Image: AP Photo/Paul Sakuma

In a remarkably bold move, US satellite TV provider Dish Network today began a campaign to supplant Softbank’s planned deal for Sprint Nextel with its own $25.5 billion acquisition of Sprint. Dish, whose core offering is satellite TV packages in the US that compete with cable and other TV providers, has been angling to offer consumers a comprehensive package of video, voice and Internet access. A Sprint deal could get it there.

The man behind the Dish swashbuckling is Charles (Charlie) Ergen, Dish’s chairman and co-founder. Here’s some key background on him:

— The self-described “country boy from Tennessee” started in the business by selling satellite dishes door-to-door with his wife, and in 1980 co-founded satellite services provider EchoStar Communications with poker buddy Jim DeFranco.

— While he did grow up in Tennessee, Ergen is the son of an Austrian nuclear physicist who emigrated to the US before World War II and coined the term “China Syndrome” to describe a nuclear meltdown.

— EchoStar launched the Dish Network consumer satellite offering in 1996 to compete with the service from DirectTV. Dish now has more than 14 million subscribers. (The company renamed itself Dish, spinning off its set-top box business as EchoStar in 2008.)

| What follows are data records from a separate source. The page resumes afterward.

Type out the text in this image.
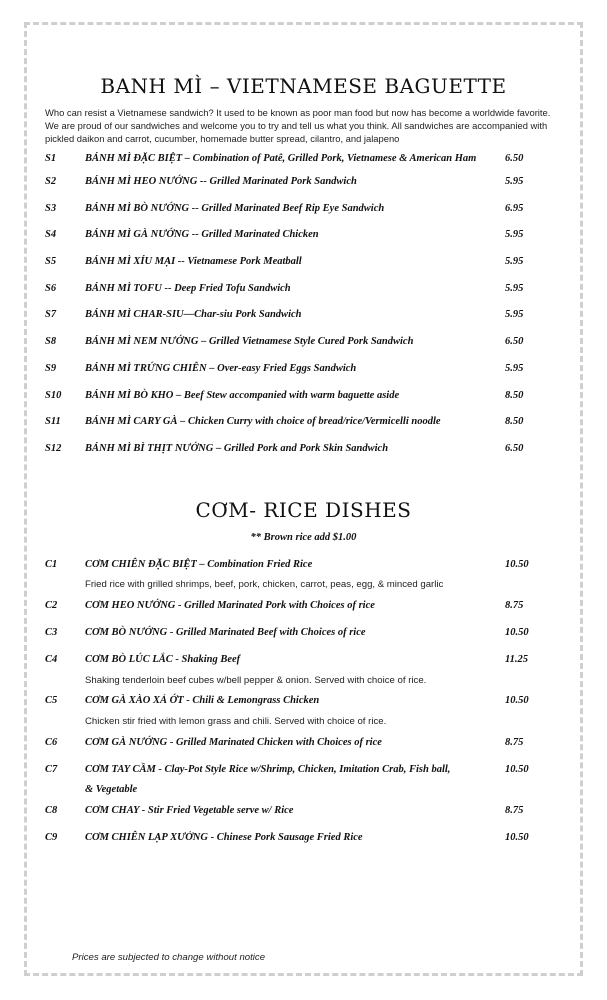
BANH MÌ – VIETNAMESE BAGUETTE
Who can resist a Vietnamese sandwich? It used to be known as poor man food but now has become a worldwide favorite. We are proud of our sandwiches and welcome you to try and tell us what you think. All sandwiches are accompanied with pickled daikon and carrot, cucumber, homemade butter spread, cilantro, and jalapeno
S1	BÁNH MÌ ĐẶC BIỆT – Combination of Patê, Grilled Pork, Vietnamese & American Ham	6.50
S2	BÁNH MÌ HEO NƯỚNG -- Grilled Marinated Pork Sandwich	5.95
S3	BÁNH MÌ BÒ NƯỚNG -- Grilled Marinated Beef Rip Eye Sandwich	6.95
S4	BÁNH MÌ GÀ NƯỚNG -- Grilled Marinated Chicken	5.95
S5	BÁNH MÌ XÍU MẠI -- Vietnamese Pork Meatball	5.95
S6	BÁNH MÌ TOFU -- Deep Fried Tofu Sandwich	5.95
S7	BÁNH MÌ CHAR-SIU—Char-siu Pork Sandwich	5.95
S8	BÁNH MÌ NEM NƯỚNG – Grilled Vietnamese Style Cured Pork Sandwich	6.50
S9	BÁNH MÌ TRỨNG CHIÊN – Over-easy Fried Eggs Sandwich	5.95
S10 BÁNH MÌ BÒ KHO – Beef Stew accompanied with warm baguette aside	8.50
S11 BÁNH MÌ CARY GÀ – Chicken Curry with choice of bread/rice/Vermicelli noodle	8.50
S12 BÁNH MÌ BÌ THỊT NƯỚNG – Grilled Pork and Pork Skin Sandwich	6.50
CƠM- RICE DISHES
** Brown rice add $1.00
C1	CƠM CHIÊN ĐẶC BIỆT – Combination Fried Rice	10.50
Fried rice with grilled shrimps, beef, pork, chicken, carrot, peas, egg, & minced garlic
C2	CƠM HEO NƯỚNG - Grilled Marinated Pork with Choices of rice	8.75
C3	CƠM BÒ NƯỚNG - Grilled Marinated Beef with Choices of rice	10.50
C4	CƠM BÒ LÚC LẮC - Shaking Beef	11.25
Shaking tenderloin beef cubes w/bell pepper & onion. Served with choice of rice.
C5	CƠM GÀ XÀO XẢ ỚT - Chili & Lemongrass Chicken	10.50
Chicken stir fried with lemon grass and chili. Served with choice of rice.
C6	CƠM GÀ NƯỚNG - Grilled Marinated Chicken with Choices of rice	8.75
C7	CƠM TAY CẦM - Clay-Pot Style Rice w/Shrimp, Chicken, Imitation Crab, Fish ball,	10.50
& Vegetable
C8	CƠM CHAY - Stir Fried Vegetable serve w/ Rice	8.75
C9	CƠM CHIÊN LẠP XƯỞNG - Chinese Pork Sausage Fried Rice	10.50
Prices are subjected to change without notice
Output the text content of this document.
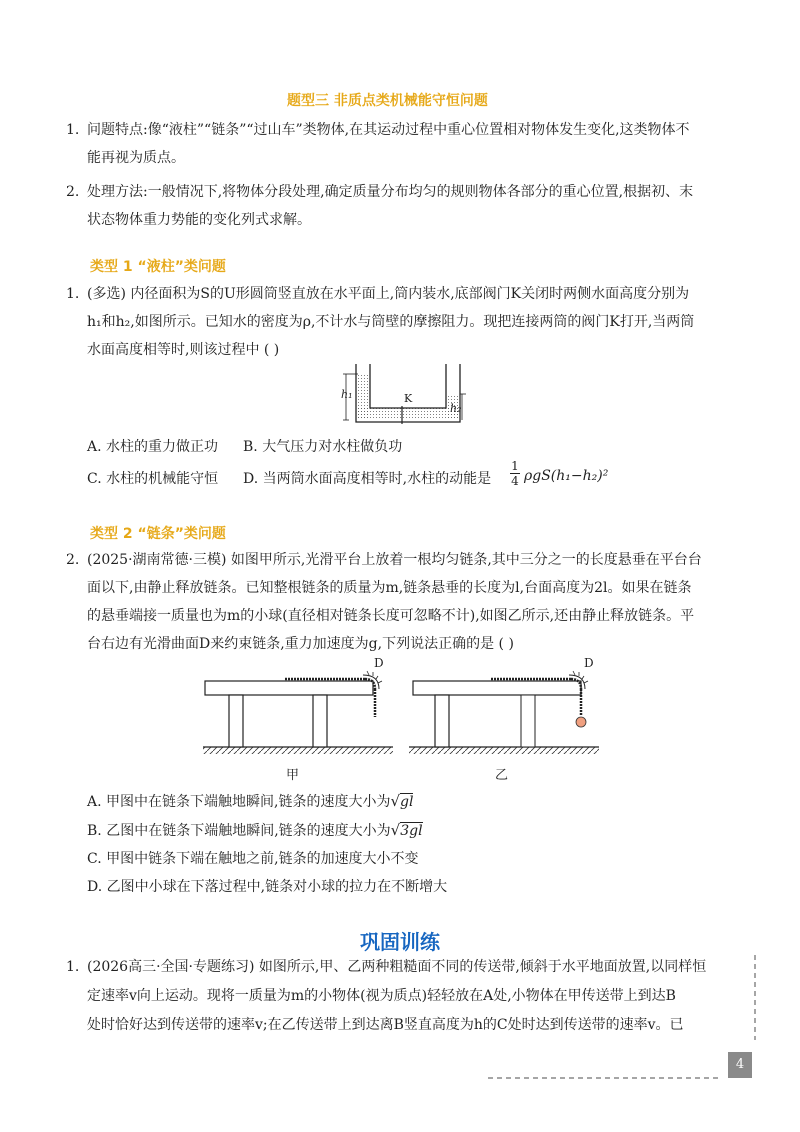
题型三 非质点类机械能守恒问题
1. 问题特点:像“液柱”“链条”“过山车”类物体,在其运动过程中重心位置相对物体发生变化,这类物体不
能再视为质点。
2. 处理方法:一般情况下,将物体分段处理,确定质量分布均匀的规则物体各部分的重心位置,根据初、末
状态物体重力势能的变化列式求解。
类型 1 “液柱”类问题
1. (多选) 内径面积为S的U形圆筒竖直放在水平面上,筒内装水,底部阀门K关闭时两侧水面高度分别为
h₁和h₂,如图所示。已知水的密度为ρ,不计水与筒壁的摩擦阻力。现把连接两筒的阀门K打开,当两筒
水面高度相等时,则该过程中 ( )
h₁
h₂
K
A. 水柱的重力做正功 B. 大气压力对水柱做负功
C. 水柱的机械能守恒 D. 当两筒水面高度相等时,水柱的动能是 $\frac{1}{4} \rho gS(h_1-h_2)^2$
类型 2 “链条”类问题
2. (2025·湖南常德·三模) 如图甲所示,光滑平台上放着一根均匀链条,其中三分之一的长度悬垂在平台台
面以下,由静止释放链条。已知整根链条的质量为m,链条悬垂的长度为l,台面高度为2l。如果在链条
的悬垂端接一质量也为m的小球(直径相对链条长度可忽略不计),如图乙所示,还由静止释放链条。平
台右边有光滑曲面D来约束链条,重力加速度为g,下列说法正确的是 ( )
D	D
甲	乙
A. 甲图中在链条下端触地瞬间,链条的速度大小为√gl
B. 乙图中在链条下端触地瞬间,链条的速度大小为√3gl
C. 甲图中链条下端在触地之前,链条的加速度大小不变
D. 乙图中小球在下落过程中,链条对小球的拉力在不断增大
巩固训练
1. (2026高三·全国·专题练习) 如图所示,甲、乙两种粗糙面不同的传送带,倾斜于水平地面放置,以同样恒
定速率v向上运动。现将一质量为m的小物体(视为质点)轻轻放在A处,小物体在甲传送带上到达B
处时恰好达到传送带的速率v;在乙传送带上到达离B竖直高度为h的C处时达到传送带的速率v。已
4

— Forbes estimates Ergen’s net worth at $10.6 billion, making him the 37th-richest person in the US. The Huffington Post called him “America’s Richest Mogul You’ve Never Heard Of.” Ergen’s efforts to evade the spotlight have included outrunning a New York Post photographer. Some investment analysts found the best way to get any time with him was at an annual poker game.

—A 2002 magazine profile noted that when traveling he usually shared a room with an EchoStar colleague, in keeping with company policy. He also signed any check over $10,000, something that took him three or four hours a week.

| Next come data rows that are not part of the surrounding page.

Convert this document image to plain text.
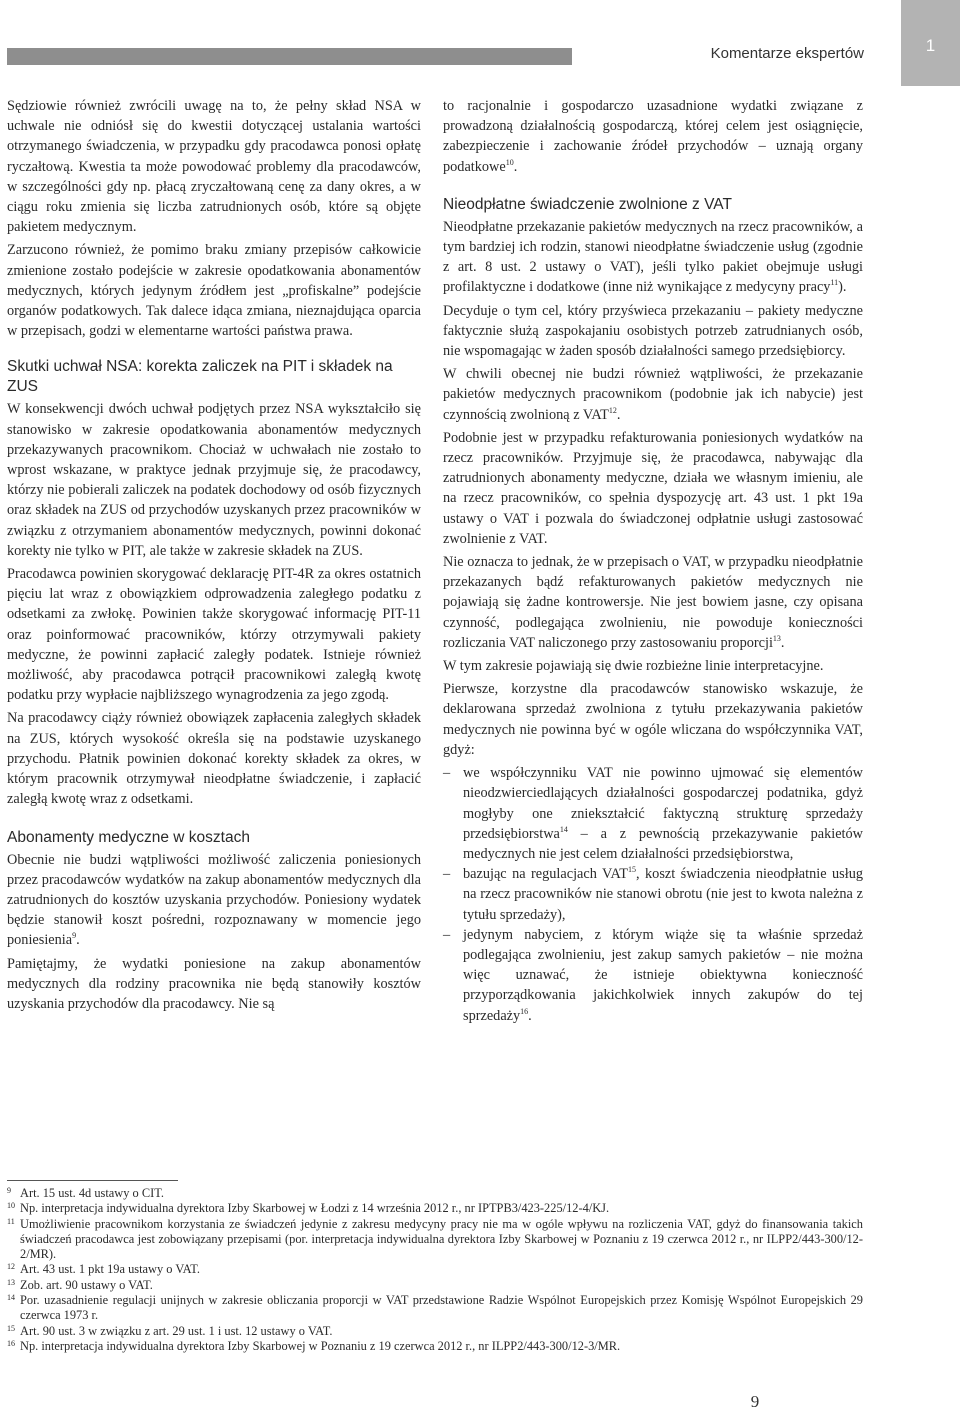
1
Komentarze ekspertów

Sędziowie również zwrócili uwagę na to, że pełny skład NSA w uchwale nie odniósł się do kwestii dotyczącej ustalania wartości otrzymanego świadczenia, w przypadku gdy pracodawca ponosi opłatę ryczałtową. Kwestia ta może powodować problemy dla pracodawców, w szczególności gdy np. płacą zryczałtowaną cenę za dany okres, a w ciągu roku zmienia się liczba zatrudnionych osób, które są objęte pakietem medycznym.

Zarzucono również, że pomimo braku zmiany przepisów całkowicie zmienione zostało podejście w zakresie opodatkowania abonamentów medycznych, których jedynym źródłem jest „profiskalne” podejście organów podatkowych. Tak dalece idąca zmiana, nieznajdująca oparcia w przepisach, godzi w elementarne wartości państwa prawa.

Skutki uchwał NSA: korekta zaliczek na PIT i składek na ZUS

W konsekwencji dwóch uchwał podjętych przez NSA wykształciło się stanowisko w zakresie opodatkowania abonamentów medycznych przekazywanych pracownikom. Chociaż w uchwałach nie zostało to wprost wskazane, w praktyce jednak przyjmuje się, że pracodawcy, którzy nie pobierali zaliczek na podatek dochodowy od osób fizycznych oraz składek na ZUS od przychodów uzyskanych przez pracowników w związku z otrzymaniem abonamentów medycznych, powinni dokonać korekty nie tylko w PIT, ale także w zakresie składek na ZUS.

Pracodawca powinien skorygować deklarację PIT-4R za okres ostatnich pięciu lat wraz z obowiązkiem odprowadzenia zaległego podatku z odsetkami za zwłokę. Powinien także skorygować informację PIT-11 oraz poinformować pracowników, którzy otrzymywali pakiety medyczne, że powinni zapłacić zaległy podatek. Istnieje również możliwość, aby pracodawca potrącił pracownikowi zaległą kwotę podatku przy wypłacie najbliższego wynagrodzenia za jego zgodą.

Na pracodawcy ciąży również obowiązek zapłacenia zaległych składek na ZUS, których wysokość określa się na podstawie uzyskanego przychodu. Płatnik powinien dokonać korekty składek za okres, w którym pracownik otrzymywał nieodpłatne świadczenie, i zapłacić zaległą kwotę wraz z odsetkami.

Abonamenty medyczne w kosztach

Obecnie nie budzi wątpliwości możliwość zaliczenia poniesionych przez pracodawców wydatków na zakup abonamentów medycznych dla zatrudnionych do kosztów uzyskania przychodów. Poniesiony wydatek będzie stanowił koszt pośredni, rozpoznawany w momencie jego poniesienia$^9$.

Pamiętajmy, że wydatki poniesione na zakup abonamentów medycznych dla rodziny pracownika nie będą stanowiły kosztów uzyskania przychodów dla pracodawcy. Nie są

to racjonalnie i gospodarczo uzasadnione wydatki związane z prowadzoną działalnością gospodarczą, której celem jest osiągnięcie, zabezpieczenie i zachowanie źródeł przychodów – uznają organy podatkowe$^{10}$.

Nieodpłatne świadczenie zwolnione z VAT

Nieodpłatne przekazanie pakietów medycznych na rzecz pracowników, a tym bardziej ich rodzin, stanowi nieodpłatne świadczenie usług (zgodnie z art. 8 ust. 2 ustawy o VAT), jeśli tylko pakiet obejmuje usługi profilaktyczne i dodatkowe (inne niż wynikające z medycyny pracy$^{11}$).

Decyduje o tym cel, który przyświeca przekazaniu – pakiety medyczne faktycznie służą zaspokajaniu osobistych potrzeb zatrudnianych osób, nie wspomagając w żaden sposób działalności samego przedsiębiorcy.

W chwili obecnej nie budzi również wątpliwości, że przekazanie pakietów medycznych pracownikom (podobnie jak ich nabycie) jest czynnością zwolnioną z VAT$^{12}$.

Podobnie jest w przypadku refakturowania poniesionych wydatków na rzecz pracowników. Przyjmuje się, że pracodawca, nabywając dla zatrudnionych abonamenty medyczne, działa we własnym imieniu, ale na rzecz pracowników, co spełnia dyspozycję art. 43 ust. 1 pkt 19a ustawy o VAT i pozwala do świadczonej odpłatnie usługi zastosować zwolnienie z VAT.

Nie oznacza to jednak, że w przepisach o VAT, w przypadku nieodpłatnie przekazanych bądź refakturowanych pakietów medycznych nie pojawiają się żadne kontrowersje. Nie jest bowiem jasne, czy opisana czynność, podlegająca zwolnieniu, nie powoduje konieczności rozliczania VAT naliczonego przy zastosowaniu proporcji$^{13}$.

W tym zakresie pojawiają się dwie rozbieżne linie interpretacyjne.

Pierwsze, korzystne dla pracodawców stanowisko wskazuje, że deklarowana sprzedaż zwolniona z tytułu przekazywania pakietów medycznych nie powinna być w ogóle wliczana do współczynnika VAT, gdyż:

– we współczynniku VAT nie powinno ujmować się elementów nieodzwierciedlających działalności gospodarczej podatnika, gdyż mogłyby one zniekształcić faktyczną strukturę sprzedaży przedsiębiorstwa$^{14}$ – a z pewnością przekazywanie pakietów medycznych nie jest celem działalności przedsiębiorstwa,
– bazując na regulacjach VAT$^{15}$, koszt świadczenia nieodpłatnie usług na rzecz pracowników nie stanowi obrotu (nie jest to kwota należna z tytułu sprzedaży),
– jedynym nabyciem, z którym wiąże się ta właśnie sprzedaż podlegająca zwolnieniu, jest zakup samych pakietów – nie można więc uznawać, że istnieje obiektywna konieczność przyporządkowania jakichkolwiek innych zakupów do tej sprzedaży$^{16}$.
9 Art. 15 ust. 4d ustawy o CIT.
10 Np. interpretacja indywidualna dyrektora Izby Skarbowej w Łodzi z 14 września 2012 r., nr IPTPB3/423-225/12-4/KJ.
11 Umożliwienie pracownikom korzystania ze świadczeń jedynie z zakresu medycyny pracy nie ma w ogóle wpływu na rozliczenia VAT, gdyż do finansowania takich świadczeń pracodawca jest zobowiązany przepisami (por. interpretacja indywidualna dyrektora Izby Skarbowej w Poznaniu z 19 czerwca 2012 r., nr ILPP2/443-300/12-2/MR).
12 Art. 43 ust. 1 pkt 19a ustawy o VAT.
13 Zob. art. 90 ustawy o VAT.
14 Por. uzasadnienie regulacji unijnych w zakresie obliczania proporcji w VAT przedstawione Radzie Wspólnot Europejskich przez Komisję Wspólnot Europejskich 29 czerwca 1973 r.
15 Art. 90 ust. 3 w związku z art. 29 ust. 1 i ust. 12 ustawy o VAT.
16 Np. interpretacja indywidualna dyrektora Izby Skarbowej w Poznaniu z 19 czerwca 2012 r., nr ILPP2/443-300/12-3/MR.
9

— There’s a $600 million breakup fee for Softbank’s purchase of the majority stake in Sprint. But Ergen says he’s willing to pay it.

—Ergen has attempted mega-deals before. In 2002, EchoStar launched a $27 billion bid for Hughes Electronics, then-owner of DirecTV. Regulators stood in the way, and though EchoStar bought Hughes Communications in 2011 for $2 billion including debt, by then both the Dish and DirecTV businesses were no longer part of the deal.

— Ergen has been involved in his share of court battles, including against Dish’s own lawyers. “He just has this pathological need to sue people,” said a lawyer who represented Ergen’s opponents in a private land dispute.

— He’s also a former professional blackjack player. Watch out, Softbank!